The 2Blades Foundation and its partners conducted a proof-of-concept study that showed that the use of multi-gene cassette is an effective strategy to boost wheat’s resistance to stem rust disease.5 Five stem rust resistance genes in a transgene cassette was introduced to bread wheat as a single locus (Figure 1). The resulting wheat lines are called the Big5.

Figure 1. Genes present in the Big5 resistance gene cassette

Three seasons of field tests (2018-2020) showed that Big5 wheat lines have near-complete immunity to a US stem rust race (QTHJC) (Figure 2). At seedling stage, the lines also showed resistance to the most aggressive and highly virulent stem rust fungi isolated from different parts of the world. Since the five-gene cassette also contains the multi-pathogen APR gene Lr67, the Big5 wheat lines were also checked for leaf rust resistance. Assays showed up to 39% less infection compared the wild type control. Field studies evaluating stripe rust resistance from Yr46 is currently in progress. Once broad resistance to the three rust types is achieved in wheat, it would be a breakthrough that will significantly change wheat production globally.

Figure 2. Near-immune levels of field resistance observed in a Big5 transgenic line (P60) in comparison with Fielder (the wild type genetic background), Fielder null P60 line and susceptible controls (Morocco and LMPG-6) 

Cloning strategy

Gene cassettes are usually compact, carrying a single gene and a recombination site. Thus, with five large sized resistance genes, it is a challenge to develop a multi-gene cassette. The Big5 DNA construct encoding five genes was 37 kb in size, which also contains the selectable marker gene and T-DNA border sequences. This was made possible by an iterative Gateway recombinase cloning strategy that uses excisable lacZ selection for large-construct generation (Figure 3).

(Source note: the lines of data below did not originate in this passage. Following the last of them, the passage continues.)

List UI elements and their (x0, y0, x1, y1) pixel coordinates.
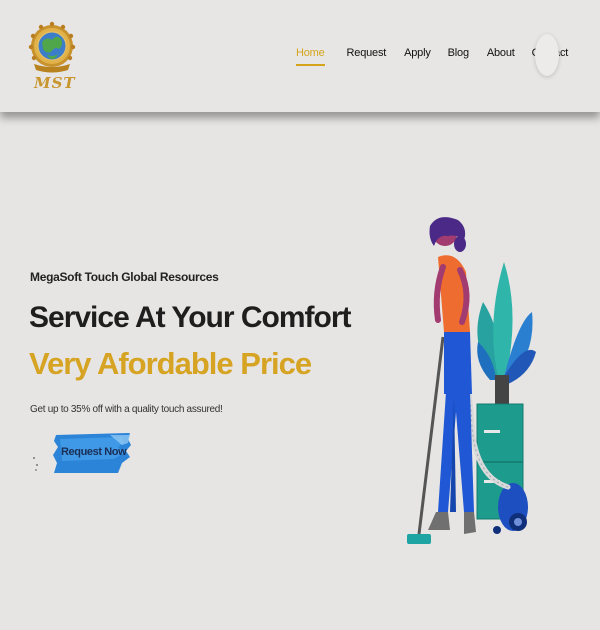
hero-subtitle: Very Afordable Price (29, 346, 312, 381)
nav-home[interactable]: Home (296, 47, 325, 66)
logo-text: MST (34, 74, 76, 92)
request-now-label: Request Now (61, 446, 127, 458)
hero-title: Service At Your Comfort (29, 301, 352, 334)
hero-kicker: MegaSoft Touch Global Resources (30, 270, 219, 284)
woman-vacuuming-illustration (407, 217, 536, 544)
nav-request[interactable]: Request (347, 47, 387, 59)
site-header: MST Home Request Apply Blog About Contac… (0, 0, 600, 112)
decorative-dots (33, 457, 38, 471)
plant-icon (477, 262, 536, 384)
nav-about[interactable]: About (487, 47, 515, 59)
main-nav: Home Request Apply Blog About Contact (296, 47, 568, 66)
logo[interactable]: MST (28, 12, 76, 94)
menu-toggle-button[interactable] (535, 34, 559, 76)
hero-description: Get up to 35% off with a quality touch a… (30, 404, 223, 415)
request-now-button[interactable]: Request Now (52, 433, 132, 473)
nav-blog[interactable]: Blog (448, 47, 469, 59)
nav-apply[interactable]: Apply (404, 47, 431, 59)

Figure 3. Iterative Gateway cloning strategy for producing resistance gene cassettes

This cloning strategy has been proven to be highly effective, without the need for restriction enzyme site availability or sequence domestication, (i.e., removal of unwanted restriction sites like Golden Gate cloning). With this strategy, it is now possible to generate inserts that are more than 60kb in size containing up to eight resistance genes. This is the highest number of resistance genes and largest inserts to be introduced into crops using biotechnology to date. This strategy facilitates the development of more lines with optimum resistance against wheat rust diseases.

The research team aims to continue improving the cassettes and targets to remove the common cloning features such as selectable markers and vector borders, while using gene-editing tools. Once this is successful, the wheat lines will be considered as non-GMO in several countries including the US with its 2020 USA Sustainable, Ecological, Consistent, Uniform, Responsible, Efficient (SECURE) Rule.

The 2Blades Foundation and its partners expect to successfully develop new, effective, multi-gene cassettes that combine the strong resistance of ASR genes with the durability and broad-spectrum defense conferred by the APR genes. More resistance genes will be stacked into the crop to ensure robust and lasting protection against the destructive wheat pathogen that defies pathogen evolution for years or even decades. Stacking genes in a single locus will allow continuous breeding for vital traits such as resistance to biotic and abiotic stresses, as well as yield, height, or milling properties. The use of large stacks would also provide more insights into the application of multi-gene cassettes to confer disease resistance and other complex traits.

The 2Blades Foundation and a consortium of global partners, including CSIRO and the University of Minnesota, have worked for over a dozen years to address the major threat to food security posed by wheat rusts. Another significant partner is the International Maize and Wheat Improvement Center (CIMMYT), with which The 2Blades Foundation is working to introduce resistance genes in CIMMYT varieties and to distribute resistant lines through their breeding channels. These partners aim to ensure the crucial role of future varieties of wheat to meet the nutritional needs of the world’s growing population.